Sustainability Knowledge Lab

Editorial Outubro 2012

O Sustainability Knowledge Lab (SKL)

“A cidade já não é possível sem o automóvel, a cidade já não é possível com o automóvel”.

Esta frase emblemática caracteriza a relação entre a cidade e o automóvel como um beco sem saída, uma relação de impasse, um problema circular sem solução. A generalidade dos termos – cidade e automóvel – mostram que o problema não é só local mas global. E a ligação do automóvel à cidade é de tal modo natural que são raros os estudos sobre as cidades que o focam como objecto central ao entendimento e significado do ambiente construído. E é o movimento crescente de bicicletas que, povoando a paisagem urbana, oferece alteridades que convidam a repensar a cidade, o próprio automóvel e, acima de tudo, a nossa qualidade de vida associada ao modo como nos relacionamos com o território que habitamos.

O automóvel, ao nível económico, lidera sectores icónicos da indústria e, por isso mesmo, ao nível político tem maior poder de influência nas decisões sobre o ordenamento do território; na relação com o espaço subordina, organiza e constrange todos os modos de mobilidade (seja a bicicleta seja o andar a pé) bem como as brincadeiras das crianças (pelo espaço que na rua ocupa uma vez que passa 80% da vida útil parado); ao nível social, é promotor de status o que, do ponto de vista cultural, o tornou um símbolo tanto da liberdade invididual como do desejo colectivo. Explicada a quase simbiótica relação entre o automóvel e o ambiente construído falta agora o fulcro controverso de toda esta questão, os recursos naturais consumidos bem como a poluição gerada em todos estes rituais de mobilidade tecnológica motorizada.

Ora toda esta idealização da cidade, e da vida por inteiro, assenta então na inquietude epistmológica do termo “sociedade de risco” que caracteriza a forma de lidar com o acaso e as inseguraças introduzidas pela própria modernidade.
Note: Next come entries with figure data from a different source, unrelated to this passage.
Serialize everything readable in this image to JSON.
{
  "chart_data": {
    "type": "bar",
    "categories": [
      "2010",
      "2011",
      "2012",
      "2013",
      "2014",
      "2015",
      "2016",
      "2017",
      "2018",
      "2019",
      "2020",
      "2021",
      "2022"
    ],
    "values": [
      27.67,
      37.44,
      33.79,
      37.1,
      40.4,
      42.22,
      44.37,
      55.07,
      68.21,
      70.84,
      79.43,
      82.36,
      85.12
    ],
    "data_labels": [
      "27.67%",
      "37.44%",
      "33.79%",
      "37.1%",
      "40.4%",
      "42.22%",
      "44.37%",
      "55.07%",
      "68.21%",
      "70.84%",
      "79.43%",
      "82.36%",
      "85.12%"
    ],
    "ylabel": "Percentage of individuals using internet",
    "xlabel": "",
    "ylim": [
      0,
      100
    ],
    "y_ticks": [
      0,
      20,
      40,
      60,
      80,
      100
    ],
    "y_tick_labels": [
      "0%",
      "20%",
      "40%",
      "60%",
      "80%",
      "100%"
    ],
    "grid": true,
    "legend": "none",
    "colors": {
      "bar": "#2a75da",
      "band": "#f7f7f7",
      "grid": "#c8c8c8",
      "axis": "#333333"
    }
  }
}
Correr riscos é o elemento central da dinamica económica mas, face aos efeitos negativos, a inovação no conhecimento e domínio desse risco é que é cada vez mais determinante.

A década de 80 convive com o aumento exponencial do automóvel enquanto assiste à emergência do ambientalismo e à produção marginal do imaginário de aventura com a invenção de um modelo robusto de bicicleta que se adapte ao re-encontro com a natureza. É na montanha a bicicleta se “salva” e, literalmente, se afasta do significado utilitário no uso da mobilidade urbana. Depois de um século de existência a bicicleta cumpriu um ciclo, oriunda do lazer aristocrático está agora no lazer de massas lutando para ocupar o lugar que já teve na mobilidade pessoal. É também na margem que a inovação acontece e se produzem modelos versáteis como a minha bicicleta Brompton que desdobra o campo da adaptabilidade da bicicleta à combinação com todos os outros meios de transporte público.

Quem não tem uma história sobre a bicicleta? Mesmo que a história seja nunca ter consigo aprender a andar não deixa, por isso mesmo, de ser uma singularidade biográfica. Largar as rodinhas ou a mão que nos ampara o selim é um acto que tem tanto de libertação como de fé. Este afastar do controlo familiar é a antevisão de outros momentos de independência pessoal na qual, perante a incerteza no domínio do caos, a dúvida é o grande desafio no salto para o desconhecido. Anos mais tarde, é também um salto de fé a decisão de usar a bicicleta no transporte diário para o trabalho e, lembrando a infância, sorrimos perante o desafio que se tornou fazer da estrada a nossa rua.